3D printing cells, also known as “bioprinting” has the potential to revolutionize the way pharmaceuticals are tested before they are brought to market.
A research team at the University of British Columbia is working overtime to turn what was once thought to be science fiction into reality. The team is comprised of head researcher Konrad Walus, research biologist Sam Wadsworth, master’s student Tamer Mohamed, and doctoral student Simon Beyer. They claim to have developed a new method of 3D printing, which incorporates living human cells into synthetic material, allowing the cells to continue to grow and form a connective network.

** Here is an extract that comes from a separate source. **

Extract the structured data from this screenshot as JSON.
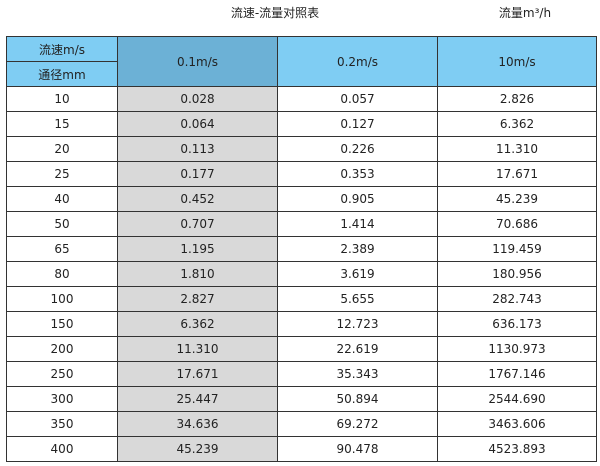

While bioprinting it isn’t a new development, doctoral student Simon Beyer says their new method of bioprinting sets them apart. Their 3D printer has the ability to mimic the structure and behavior of human tissue by combining many different types of cells in geometrically intricate ways.
Currently, pre-clinical drug testing generally involves using animals, or testing the drugs on cell cultures in a dish. Both of these methods, however, are not entirely accurate indicators of how a drug will perform on a human; drugs often react differently to human cells. “As a result, around 90 percent of drugs fail once they reach [human] clinical trials,” says Beyer.
According to Beyer, the new method could reduce or possibly eliminate the need for animal testing in drug research. “In the near term, it could dramatically reduce the cost of drug discovery research…. It could also diminish and eventually even remove the need for animal testing in drug research,” says Beyer.
On a larger scale, and in the long-term future, bioprinting could one day be used to create organ tissue for transplants, and implantable tissues for skin grafts and artery repair, but that could still be decades away. For now, however, the team is focusing its research on what quite possibly may change the way that drugs are tested, forever.